Os meus avisos nesse período foram: enjoos, tonturas, enxaquecas, dores de estômago, problemas no intestino, manchas na pele, queda de cabelo, hormônios totalmente desregulados, cortisol elevadíssimo por mais de um ano, crises nervosas que terminavam em crises de choro, aumento de problemas cardiovasculares, agressividade, tremedeira nos olhos, taquicardia, falta de ar…
Mesmo com todos esses avisos eu desenvolvi a síndrome de Burnout porque não respeitei meus limites. Isso significa que não tive coragem de dizer não para mais trabalho e mais responsabilidades. Porque achei que “uma hora” eu seria ouvida pelos meus chefes para mudar de horário (por 6 anos e meio eu acordava meia noite, uma ou duas da manhã de segunda à sexta e 2 vezes por mês, em média, trabalhava de 12 a 13 horas no “horário normal”).
Porque achei que “uma hora” meu trabalho seria reconhecido e eu deixaria de acumular funções e jornais. Porque negligenciei sinais do meu corpo por mais de 4 anos. Porque tratei todas as patologias físicas de forma separada e mesmo tendo entrevistado 3 pessoas que tiveram a síndrome de Burnout, não reconheci em mim os sintomas. Porque achei que “um dia” eles iriam levar a sério a quantidade de exames, laudos e conclusões médicas de que o estresse gerado pelo acúmulo de trabalho na madrugada e o excesso de tarefas num curto espaço de tempo estava me adoecendo. Porque não tive coragem de pedir demissão quando ouvi de uma especialista do sono que: “mulheres que trabalham no turno da noite têm 20% mais chances de desenvolver câncer, pessoas que trabalham a noite saem na frente para desenvolver mais de 80 doenças do que quem trabalha de dia, e que dessas doenças, 5 são graves.” Das 5 mais graves, eu já estava tratando 3 havia, pelo menos, 2 anos.
Resumindo: quando as rédeas da sua vida ficam nas mãos de outras pessoas os resultados podem ser bem insatisfatórios.

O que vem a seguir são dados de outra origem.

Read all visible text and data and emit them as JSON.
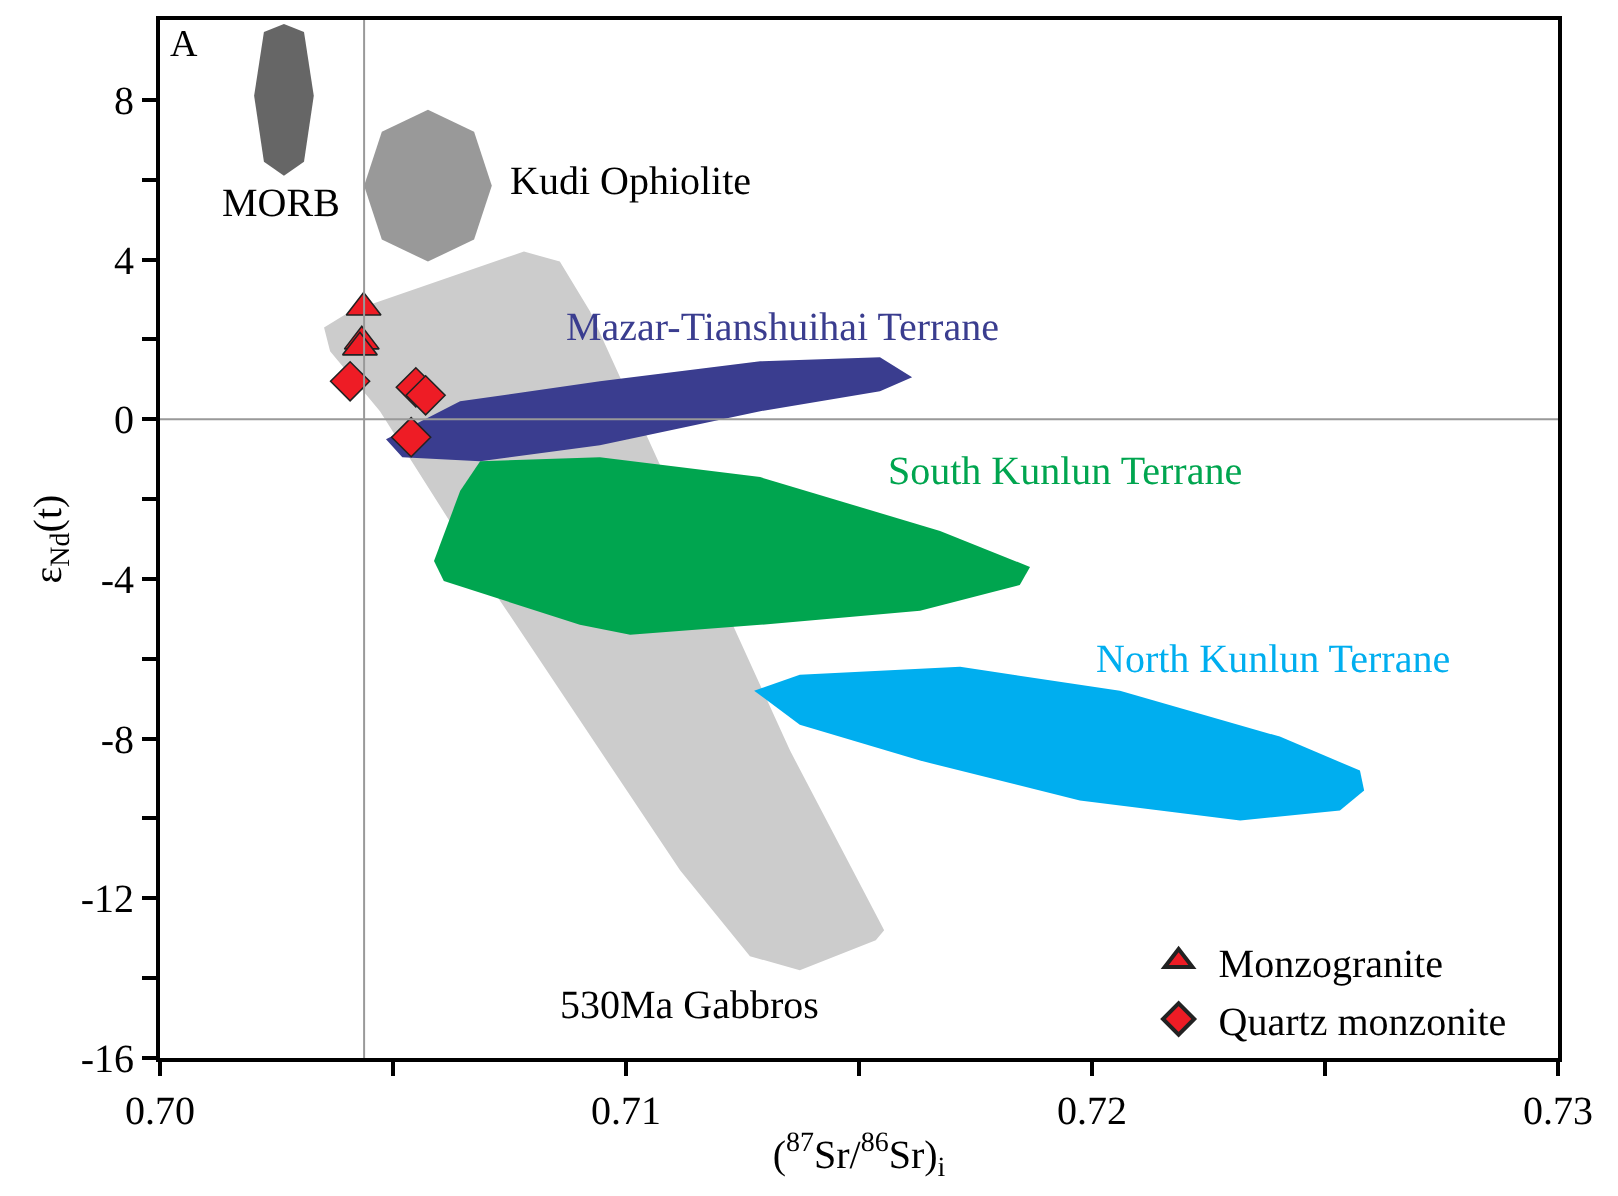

A boa notícia é que o Burnout é um freio. Não é o fim. É a oportunidade que você ganha para recomeçar, realinhar o trajeto e seguir com sentido. É a chance de descer do trem e pegar outro destino e ser valorizado porque vendemos nossas horas de vida e talento por salário. Essa troca precisa ser saudável, senão não é mais sustentável a médio e longo prazo, porque estamos sobrecarregando o cérebro. Os médicos estão ficando carecas de dizer que saúde mental interfere na saúde financeira, emocional e física.
Vestir a camisa da empresa não é se matar de trabalhar. Não invista sua energia e sua saúde em bater metas que não fazem sentido pra você.
Invista seu tempo em algo que te deixa feliz e valorizado. Algo em que você se sinta respeitado. Essa é a melhor receita para uma vida que vale a pena ser vivida.